Euronews a publié un article détaillé qui analyse les raisons techniques et politiques pour lesquelles le Système d’Entrée/Sortie (EES) engendre des files d’attente « cauchemardesques » alors que les Européens partent en vacances. Rédigé par le correspondant italien Vincenzo Genovese, l’article précise que l’EES est pleinement opérationnel depuis le 10 avril 2026 et obligatoire à toutes les frontières extérieures, y compris dans les aéroports et ports de ferry italiens. Ce système vise les visiteurs non-UE en court séjour, en enregistrant leurs empreintes digitales et images faciales, tout en appliquant automatiquement la règle des 90/180 jours. Si l’objectif est de renforcer la sécurité et de limiter les dépassements de séjour, son déploiement a révélé des lacunes en matière de formation du personnel, de fiabilité des bornes et d’information des passagers.

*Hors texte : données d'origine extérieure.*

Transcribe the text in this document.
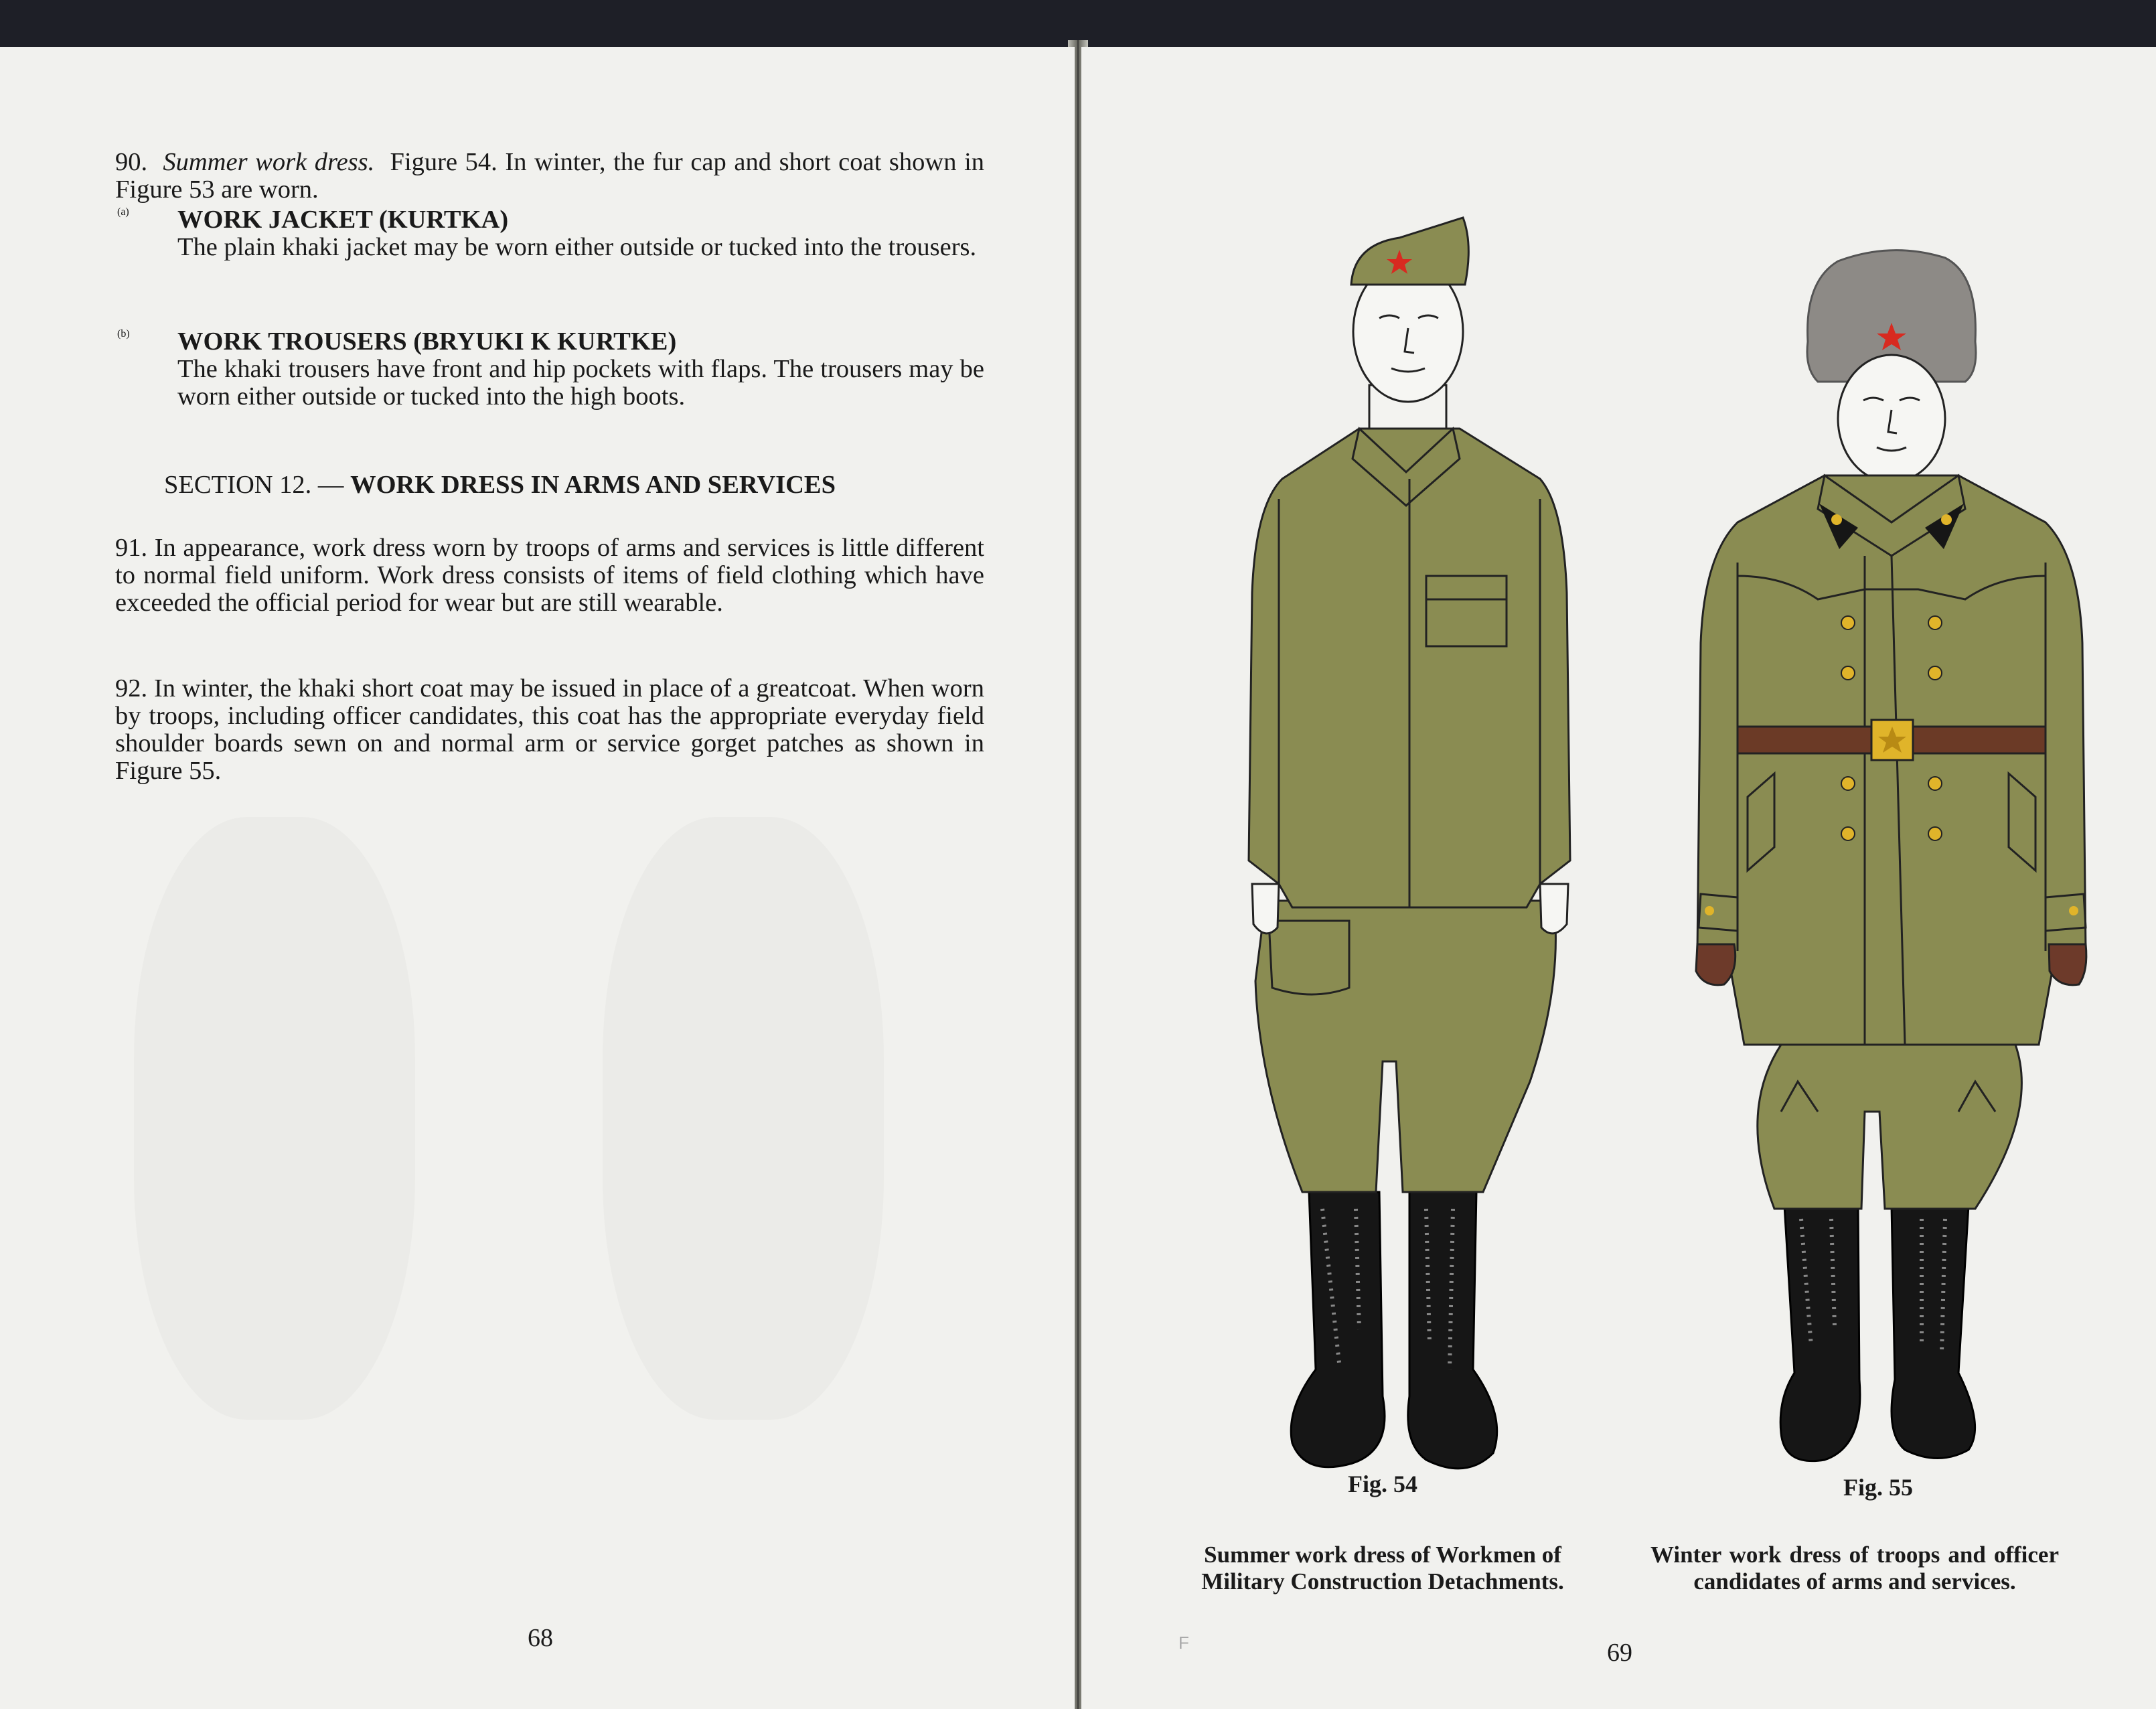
90. Summer work dress. Figure 54. In winter, the fur cap and short coat shown in Figure 53 are worn.

(a) WORK JACKET (KURTKA)

The plain khaki jacket may be worn either outside or tucked into the trousers.

(b) WORK TROUSERS (BRYUKI K KURTKE)

The khaki trousers have front and hip pockets with flaps. The trousers may be worn either outside or tucked into the high boots.

SECTION 12. — WORK DRESS IN ARMS AND SERVICES

91. In appearance, work dress worn by troops of arms and services is little different to normal field uniform. Work dress consists of items of field clothing which have exceeded the official period for wear but are still wearable.

92. In winter, the khaki short coat may be issued in place of a greatcoat. When worn by troops, including officer candidates, this coat has the appropriate everyday field shoulder boards sewn on and normal arm or service gorget patches as shown in Figure 55.

68
Fig. 54	Fig. 55
Summer work dress of Workmen of Military Construction Detachments.
Winter work dress of troops and officer candidates of arms and services.
F	69
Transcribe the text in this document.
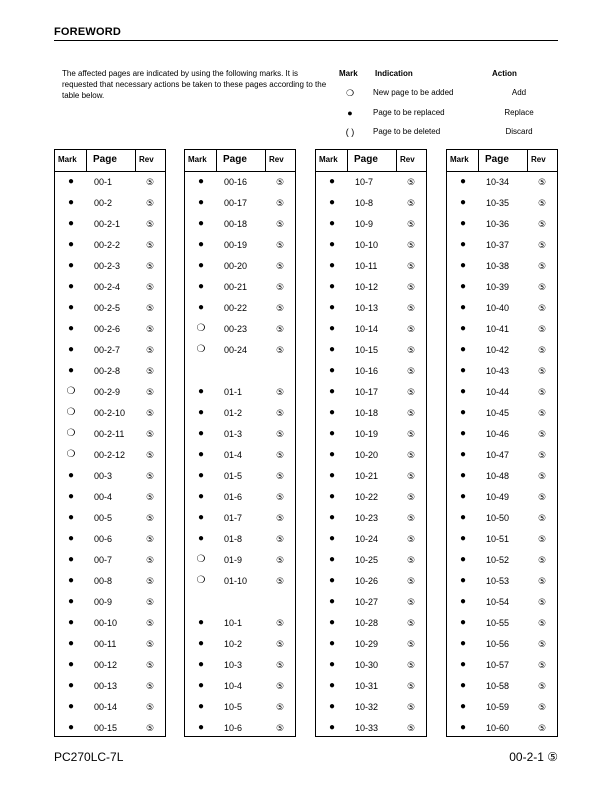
FOREWORD
The affected pages are indicated by using the following marks. It is requested that necessary actions be taken to these pages according to the table below.
Mark Indication	Action
❍	New page to be added	Add
●	Page to be replaced	Replace
( )	Page to be deleted	Discard
Mark Page	Rev
●	00-1	⑤
●	00-2	⑤
●	00-2-1	⑤
●	00-2-2	⑤
●	00-2-3	⑤
●	00-2-4	⑤
●	00-2-5	⑤
●	00-2-6	⑤
●	00-2-7	⑤
●	00-2-8	⑤
❍ 00-2-9	⑤
❍ 00-2-10 ⑤
❍ 00-2-11 ⑤
❍ 00-2-12 ⑤
●	00-3	⑤
●	00-4	⑤
●	00-5	⑤
●	00-6	⑤
●	00-7	⑤
●	00-8	⑤
●	00-9	⑤
●	00-10	⑤
●	00-11	⑤
●	00-12	⑤
●	00-13	⑤
●	00-14	⑤
●	00-15	⑤
Mark Page	Rev
●	00-16	⑤
●	00-17	⑤
●	00-18	⑤
●	00-19	⑤
●	00-20	⑤
●	00-21	⑤
●	00-22	⑤
❍ 00-23	⑤
❍ 00-24	⑤
●	01-1	⑤
●	01-2	⑤
●	01-3	⑤
●	01-4	⑤
●	01-5	⑤
●	01-6	⑤
●	01-7	⑤
●	01-8	⑤
❍ 01-9	⑤
❍ 01-10	⑤
●	10-1	⑤
●	10-2	⑤
●	10-3	⑤
●	10-4	⑤
●	10-5	⑤
●	10-6	⑤
Mark Page	Rev
●	10-7	⑤
●	10-8	⑤
●	10-9	⑤
●	10-10	⑤
●	10-11	⑤
●	10-12	⑤
●	10-13	⑤
●	10-14	⑤
●	10-15	⑤
●	10-16	⑤
●	10-17	⑤
●	10-18	⑤
●	10-19	⑤
●	10-20	⑤
●	10-21	⑤
●	10-22	⑤
●	10-23	⑤
●	10-24	⑤
●	10-25	⑤
●	10-26	⑤
●	10-27	⑤
●	10-28	⑤
●	10-29	⑤
●	10-30	⑤
●	10-31	⑤
●	10-32	⑤
●	10-33	⑤
Mark Page	Rev
●	10-34	⑤
●	10-35	⑤
●	10-36	⑤
●	10-37	⑤
●	10-38	⑤
●	10-39	⑤
●	10-40	⑤
●	10-41	⑤
●	10-42	⑤
●	10-43	⑤
●	10-44	⑤
●	10-45	⑤
●	10-46	⑤
●	10-47	⑤
●	10-48	⑤
●	10-49	⑤
●	10-50	⑤
●	10-51	⑤
●	10-52	⑤
●	10-53	⑤
●	10-54	⑤
●	10-55	⑤
●	10-56	⑤
●	10-57	⑤
●	10-58	⑤
●	10-59	⑤
●	10-60	⑤
PC270LC-7L	00-2-1 ⑤
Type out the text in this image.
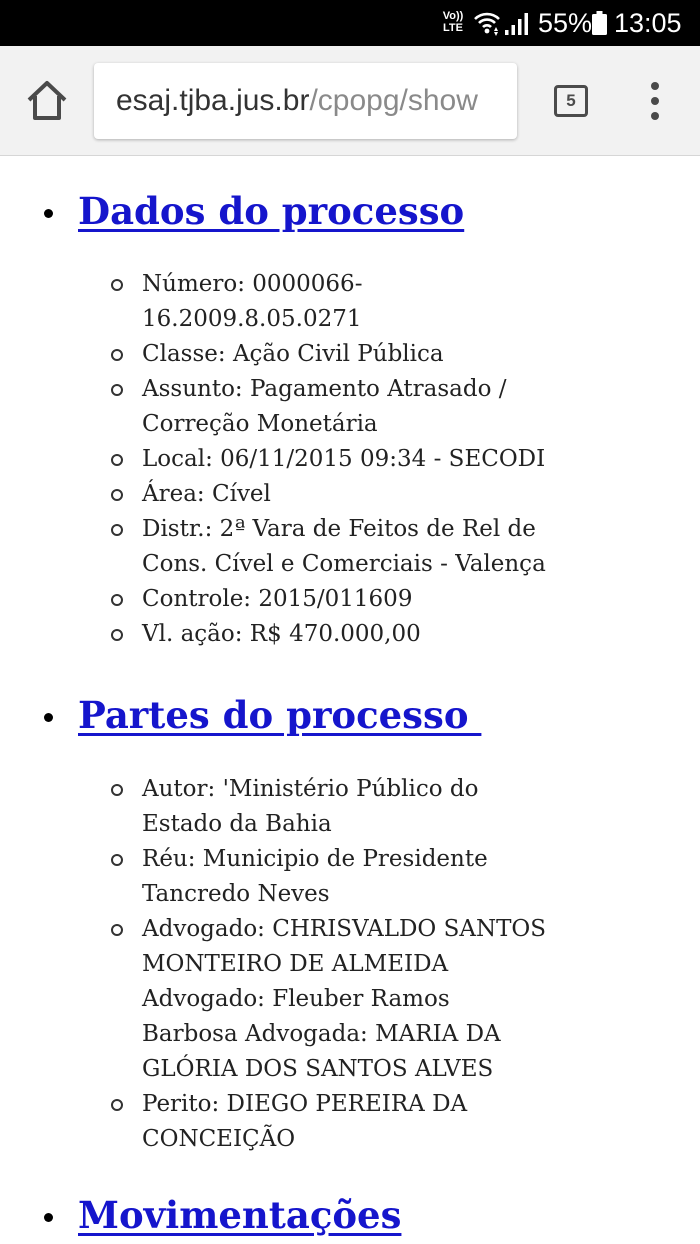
Vo)) LTE	55% 13:05
esaj.tjba.jus.br/cpopg/show	5
Dados do processo
Número: 0000066-16.2009.8.05.0271
Classe: Ação Civil Pública
Assunto: Pagamento Atrasado / Correção Monetária
Local: 06/11/2015 09:34 - SECODI
Área: Cível
Distr.: 2ª Vara de Feitos de Rel de Cons. Cível e Comerciais - Valença
Controle: 2015/011609
Vl. ação: R$ 470.000,00
Partes do processo
Autor: 'Ministério Público do Estado da Bahia
Réu: Municipio de Presidente Tancredo Neves
Advogado: CHRISVALDO SANTOS MONTEIRO DE ALMEIDA Advogado: Fleuber Ramos Barbosa Advogada: MARIA DA GLÓRIA DOS SANTOS ALVES
Perito: DIEGO PEREIRA DA CONCEIÇÃO
Movimentações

Pour les voyageurs souhaitant lever au moins une incertitude avant d’affronter les bornes biométriques, VisaHQ propose une solution en simplifiant toutes les autres démarches nécessaires pour entrer en Italie et dans l’espace Schengen. Son portail dédié (https://www.visahq.com/italy/) offre des conseils en temps réel, des outils de demande en ligne et des options de livraison, garantissant que passeports et visas soient prêts bien à l’avance, laissant ainsi les passagers se concentrer sur le passage aux bornes.
La Commission indique que plus de 40 000 voyageurs se sont déjà vus refuser l’entrée depuis avril, mais les compagnies aériennes estiment que les dysfonctionnements techniques font rater leur correspondance à bien plus de passagers légitimes. Parmi les points sensibles en Italie figurent des ports comme Gênes, où l’espace d’enregistrement des croisiéristes est limité, ainsi que les postes-frontières avec la Suisse, où les navetteurs estivaux du Tessin font la queue aux côtés des touristes. Le rapport souligne aussi le risque que les longs délais de traitement à Milan-Malpensa nuisent au ratio de performance des créneaux horaires de l’aéroport et entraînent des amendes de l’ENAC. Euronews cite des sources qui prévoient que la véritable épreuve aura lieu le 10 septembre, date à laquelle la période de tolérance permettant aux États membres d’éviter la capture biométrique prendra fin. À moins que l’Italie n’embauche au moins 1 000 agents supplémentaires ou ne déploie davantage de portiques électroniques, l’article conclut que « les files d’attente que nous voyons aujourd’hui pourraient paraître modestes ». Pour les entreprises, la recommandation est de bien informer leurs employés et clients non-UE : l’enregistrement préalable est impossible, donc les nouveaux utilisateurs doivent prévoir 60 à 90 secondes par personne, multipliées par la taille du groupe familial. Les options de passage prioritaire peuvent valoir le coût pour les voyageurs d’affaires.